Here is my try at it:
http://pcpartpicker.com/p/hUge
It comes to just over 1000EUR, so it is over budget, but I went overboard in some places, and it would certainly be possible to choose to modify the build in certain places. I would personally keep the i7-3770K, because skimping on the CPU is going to make encoding videos extremely painful to wait for.
The graphics card I picked is basically the least I would want to be stuck with myself. I would suggest going for an EVGA GTX 570 or 670 (the 500 series actually benchmarks better than the 600 series for some models, so saving money by choosing a 570 or 580 is a great idea, though the 600 series may offer power savings over the 500s). I don't know anything about AMD/ATI's graphics cards. I always go with NVidia cards because their driver programmers are far better than ATI's programmers were. AMD may have fixed that problem since they bought ATI, but I haven't tried them out since AMD made that purchase, so you would have to ask someone else about AMD's GPUs if you want to go that route.
If he is dealing with videos that large, then I doubt you'll be able to fit a big enough solid state drive within his budget. I would suggest getting a couple of 1TB 7200rpm hard drives, and when it comes to hard drives, Western Digital will give you the best value. They offer a 5-year warranty on their Caviar Black line, and those drives perform really well for spinning disks. If you are planning on upgrading to any serious RAID configuration, then you should trade in the Caviar Black drives for their RE4 drives. The RE4 drives have error correction parameters set that cause them to perform better than normal consumer drives in RAID configurations, and they carry the same 5-year warranty as the Caviar Black series drives.

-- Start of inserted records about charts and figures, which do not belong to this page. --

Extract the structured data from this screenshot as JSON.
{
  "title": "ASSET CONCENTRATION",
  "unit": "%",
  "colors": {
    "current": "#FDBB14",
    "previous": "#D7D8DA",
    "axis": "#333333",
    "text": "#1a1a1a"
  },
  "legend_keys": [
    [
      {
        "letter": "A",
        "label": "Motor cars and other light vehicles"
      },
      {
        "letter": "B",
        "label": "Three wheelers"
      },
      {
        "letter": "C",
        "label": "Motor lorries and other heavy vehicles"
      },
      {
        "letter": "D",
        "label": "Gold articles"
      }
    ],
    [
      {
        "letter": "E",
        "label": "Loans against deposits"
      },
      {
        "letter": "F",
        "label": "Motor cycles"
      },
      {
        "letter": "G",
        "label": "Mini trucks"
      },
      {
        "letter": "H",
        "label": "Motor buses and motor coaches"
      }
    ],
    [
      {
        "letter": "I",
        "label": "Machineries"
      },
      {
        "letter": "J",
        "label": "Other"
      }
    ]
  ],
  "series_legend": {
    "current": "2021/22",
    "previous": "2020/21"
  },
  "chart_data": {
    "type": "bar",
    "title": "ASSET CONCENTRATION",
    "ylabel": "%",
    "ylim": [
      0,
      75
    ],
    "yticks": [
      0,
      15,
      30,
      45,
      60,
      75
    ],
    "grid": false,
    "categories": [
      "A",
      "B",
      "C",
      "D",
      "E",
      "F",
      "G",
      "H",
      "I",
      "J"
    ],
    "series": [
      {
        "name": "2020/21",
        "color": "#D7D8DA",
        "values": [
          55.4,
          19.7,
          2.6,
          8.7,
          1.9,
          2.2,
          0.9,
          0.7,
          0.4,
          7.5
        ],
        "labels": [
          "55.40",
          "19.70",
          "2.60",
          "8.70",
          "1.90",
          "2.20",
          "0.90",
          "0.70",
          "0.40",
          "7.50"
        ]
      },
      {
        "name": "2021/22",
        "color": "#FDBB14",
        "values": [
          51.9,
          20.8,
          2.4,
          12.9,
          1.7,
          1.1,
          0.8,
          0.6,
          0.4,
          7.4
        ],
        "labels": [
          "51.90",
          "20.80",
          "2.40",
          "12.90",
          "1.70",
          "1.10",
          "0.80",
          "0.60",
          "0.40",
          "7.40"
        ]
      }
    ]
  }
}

The case I chose was a random pick from cases that I've seen recently that I thought looked cool. That is all it is. A case is a very personal sort of choice, and I would really just leave that up to you and your friend. A lot of money can be saved right there.
8GB of RAM is basically the new "enough". I, personally, would just start off with 16GB of RAM, but I do stuff like run multiple 4GB virtual machines, so I need a bunch of RAM to do that. 8GB is plenty to handle every game ever made so far, and it is enough to handle most other programs, too. Video editing is helped greatly by adding more memory, though, so he should really be trying to expand to 16GB in the future if he doesn't start out with 16GB now. I would just stick with 1600MHz to save money, and I certainly wouldn't go below 1600MHz. Most LGA 1155 motherboards have 4 DIMM slots, which is why I chose an 8GB kit that has two 4GB DIMMs. That leaves room to upgrade to 16GB later.
Anyway, you can take this and add/subtract to get closer to where you're trying to end up. I hope it helps.